La gravure, c’est d’abord un métier –  justement ce qui manque trop souvent dans l’art contemporain … Le sommet de la maîtrise est illustré par la célèbre Sante Face  de Claude Mellan, qui vous accueille à l’entrée de la première salle. Il faut s’approcher pour vérifier que ce trompe-l’œil, op art avant la lettre, est bien produit par un sillon unique, creusé par le burin à la force du poignet, et dont seules les variations de largeur et de profondeur, résultant de celles de la pression de l’outil, suggèrent le clair-obscur du volume représenté. Ce tour de force ahurissant témoigne d’une virtuosité inouïe qui consiste à dessiner presque à l’aveugle (la trace est peu visible sur le cuivre) sur une matrice que l’on est donc obligé de faire tourner pour suivre la spirale, le burin se poussant avec la paume de la main! 

Mellan, dont l’œuvre gravé à fait l’objet d’une très généreuse donation du regretté Jacques Treyvaud – lui aussi passionné de musique de chambre – est en bonne compagnie: celle de son contemporain Robert Nanteuil, admirable portraitiste  du Grand siècle français, objet d’une autre donation spectaculaire, et de son précurseur Goltzius, inventeur de la taille parallèle. Sans parler de Dürer, dont on verra réunie ici en un prestigieux triptyque, les trois plus célèbres gravures, Jérôme, la Melancholia et le Chevalier.

Mais aux antipodes de la discipline rigoureuse du burin, comparé parfois au genre exigeant du quatuor à cordes, l’estampe connaît aussi un territoire de liberté, où s’affirme notamment la spontanéité du monotype, ou celle de l’eau-forte et de ses nombreuses variantes (aquatinte, vernis mou, gravure au sucre, etc.) ainsi que de tous les procédés mixtes expérimentés dans la cuisine des ateliers. C’est le lieu de la surprise féconde, l’occasion de laisser l’initiative à l’inventivité du matériau. Et les jeux d’ombre et de lumière sont souvent inspirés par la vocation propre du procédé technique lui-même, taille blanche ou manière noire par exemple.

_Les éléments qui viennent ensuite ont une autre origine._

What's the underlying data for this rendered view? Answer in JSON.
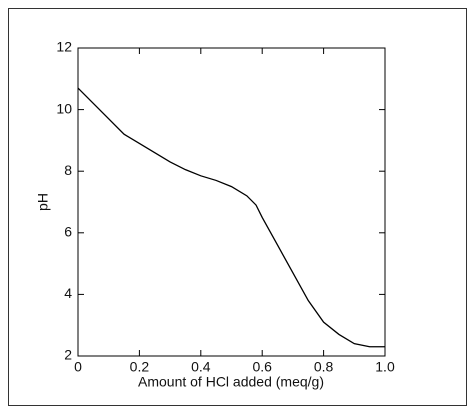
{
  "chart_data": {
    "type": "line",
    "x_label": "Amount of HCl added (meq/g)",
    "y_label": "pH",
    "x": [
      0,
      0.05,
      0.1,
      0.15,
      0.2,
      0.25,
      0.3,
      0.35,
      0.4,
      0.45,
      0.5,
      0.55,
      0.58,
      0.6,
      0.65,
      0.7,
      0.75,
      0.8,
      0.85,
      0.9,
      0.95,
      1.0
    ],
    "series": [
      {
        "color": "#000000",
        "values": [
          10.7,
          10.2,
          9.7,
          9.2,
          8.9,
          8.6,
          8.3,
          8.05,
          7.85,
          7.7,
          7.5,
          7.2,
          6.9,
          6.5,
          5.6,
          4.7,
          3.8,
          3.1,
          2.7,
          2.4,
          2.3,
          2.3
        ]
      }
    ],
    "xlim": [
      0,
      1
    ],
    "ylim": [
      2,
      12
    ],
    "xticks": [
      0,
      0.2,
      0.4,
      0.6,
      0.8,
      {
        "value": 1,
        "label": "1.0"
      }
    ],
    "yticks": [
      2,
      4,
      6,
      8,
      10,
      12
    ],
    "grid": false
  }
}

L’accrochage par techniques a le grand avantage de permettre ici la comparaison de l’ancien et du moderne sans tomber dans le coq à l’âne, à la mode de nos jours. Callot, Rembrandt, Piranèse, Tiepolo, Goya, Corot, Degas, les Nabis, Picasso, aucun nom important de l’histoire de l’estampe ne semble manquer à l’appel, et l’on aurait de la peine à nommer les absents, tant le menu est abondant.  Mais aux nombreuses retrouvailles s’ajoutent d’heureuses découvertes qui contribuent au plaisir esthétique procuré par ce feu d’artifice. Décidément, il faut voir et revoir cette exposition, aussi séduisante qu’intelligente.

Philippe Junod

Musée Jenisch, Jusqu’au 5 janvier. A l’étage, Courbet dessinateur, jusqu’au 2 février.